Memories are avid travelers in The Taste of the Earth. Such travels reignite the collection’s focus on the Middle East, where the mythical meets the quotidian through a complex combination of nostalgia and forgetting. We read, “Isn’t age supposed to dull our senses, the way we forget the features of loved ones, their faces losing their contours along with the fading memory of a feeling or frisson.” The frictions that memory and forgetting share are anchored in love of knowledge, love of learning, and love of texts as the most faithful companions until our death: “I have collected enough books to keep me company till the day I die.” For Habra, an Egyptian poet and winner of numerous book awards, the laudability of learning, creativity, and imagination must be resolutely rejoiced.

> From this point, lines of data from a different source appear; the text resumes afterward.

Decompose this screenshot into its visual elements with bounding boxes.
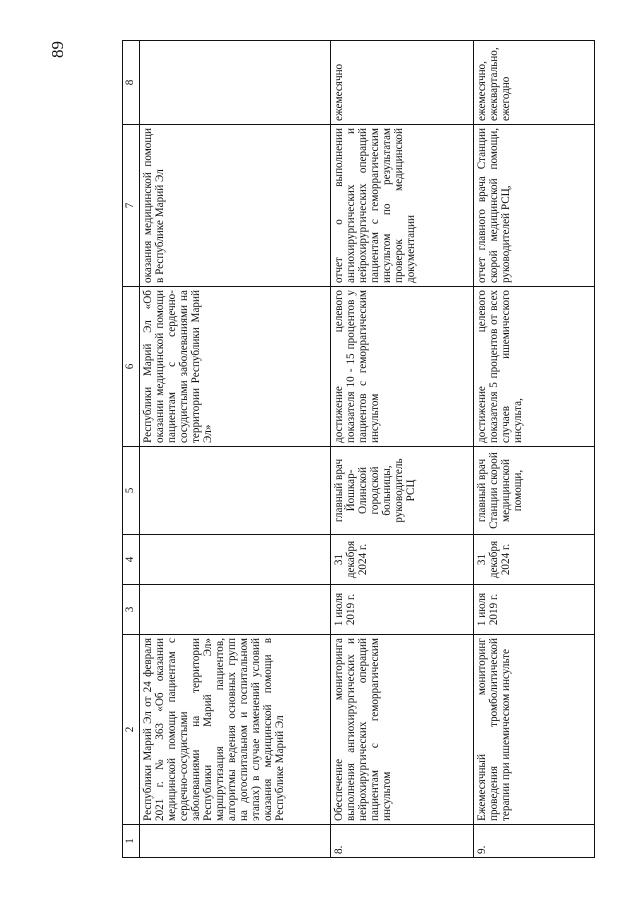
row-number: 9.	[474, 825, 595, 858]
period-cell: ежемесячно	[331, 41, 474, 125]
end-date-cell: 31 декабря 2024 г.	[331, 535, 474, 585]
row-number: 8.	[331, 825, 474, 858]
result-cell: отчет о выполнении ангиохирургических и нейрохирургических операций пациентам с геморрагическим инсультом по результатам проверок медицинской документации	[331, 125, 474, 287]
end-date-cell	[140, 535, 331, 585]
responsible-cell	[140, 447, 331, 535]
header-cell: 7	[123, 125, 140, 287]
result-cell: отчет главного врача Станции скорой медицинской помощи, руководителей РСЦ,	[474, 125, 595, 287]
header-cell: 1	[123, 825, 140, 858]
header-row	[123, 41, 140, 858]
header-cell: 4	[123, 535, 140, 585]
table-row	[474, 41, 595, 858]
header-cell: 8	[123, 41, 140, 125]
responsible-cell: главный врач Станции скорой медицинской помощи,	[474, 447, 595, 535]
page-number: 89	[48, 41, 67, 58]
header-cell: 5	[123, 447, 140, 535]
header-cell: 6	[123, 287, 140, 447]
start-date-cell: 1 июля 2019 г.	[474, 585, 595, 635]
indicator-cell: Республики Марий Эл «Об оказании медицинской помощи пациентам с сердечно-сосудистыми заболеваниями на территории Республики Марий Эл»	[140, 287, 331, 447]
indicator-cell: достижение целевого показателя 10 - 15 процентов у пациентов с геморрагическим инсультом	[331, 287, 474, 447]
plan-table	[122, 40, 595, 858]
table-row	[140, 41, 331, 858]
end-date-cell: 31 декабря 2024 г.	[474, 535, 595, 585]
header-cell: 2	[123, 635, 140, 825]
start-date-cell: 1 июля 2019 г.	[331, 585, 474, 635]
row-number	[140, 825, 331, 858]
indicator-cell: достижение целевого показателя 5 процентов от всех случаев ишемического инсульта,	[474, 287, 595, 447]
responsible-cell: главный врач Йошкар-Олинской городской больницы, руководитель РСЦ	[331, 447, 474, 535]
start-date-cell	[140, 585, 331, 635]
period-cell	[140, 41, 331, 125]
result-cell: оказания медицинской помощи в Республике Марий Эл	[140, 125, 331, 287]
period-cell: ежемесячно, ежеквартально, ежегодно	[474, 41, 595, 125]
action-cell: Ежемесячный мониторинг проведения тромболитической терапии при ишемическом инсульте	[474, 635, 595, 825]
table-row	[331, 41, 474, 858]
action-cell: Обеспечение мониторинга выполнения ангиохирургических и нейрохирургических операций пациентам с геморрагическим инсультом	[331, 635, 474, 825]
header-cell: 3	[123, 585, 140, 635]
rotated-table-container	[122, 41, 606, 858]
action-cell: Республики Марий Эл от 24 февраля 2021 г. № 363 «Об оказании медицинской помощи пациентам с сердечно-сосудистыми заболеваниями на территории Республики Марий Эл» маршрутизация пациентов, алгоритмы ведения основных групп на догоспитальном и госпитальном этапах) в случае изменений условий оказания медицинской помощи в Республике Марий Эл	[140, 635, 331, 825]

Mnemonic iterations hold specks of optimism but are never liberated from astonishment in Habra’s poems. “The House of Happiness” unfolds this dual quality to its maximum: “I wished to retrace forgotten steps steeped in oleander / but only see dried-up vines deserted / sidewalks where shadows sink in their own reflections.” Retracing the same past is hardly ever an inalterable process; it is nearly always somewhat new, amended, and astounding. While the articulation of memories boasts multidimensionality, the power of words is uniquely irreplaceable, especially in “Meditations over Phoenician Letters” and “Meditations over the Eye of Horus.”
Returning home, physically, mnemonically, and phenomenologically, is the collection’s most prominent leitmotif. Exiled subjectivities, in particular, confront the struggle of going home, which may turn into an alienating feeling: “Decades later, I no longer find my bearings, highways crisscross a city once mine in the map of memory.” Going home—which in The Taste of the Earth is subsequent to wars, personal loss, destroyed human lives, and annihilated landscapes—often manifests as a semblance of death. Coming home to the ruins of once-thriving communities and familiar but now perished human voices can also resemble an uncanny process of watching returnees’ expectations die abruptly. Dreams, nightmares, and hopes mix and blend, leaving us to confront the complexity of an exiled subjectivity, a subjectivity always caught between the imperfect past, nostalgia-plagued present, and indeterminate future.
The Taste of the Earth is firmly anchored in Middle Eastern localities without suspending its thematic universality. Habra’s themes cut across different cultures and eras and are richly palatable even when “some tastes remain unnamed, immured in silence.” The Taste of the Earth’s silences are, above all, interstitial, allowing further deepening of our own contemplative processes as we engage with Habra’s intellectual, cultural, and sensorial journeys.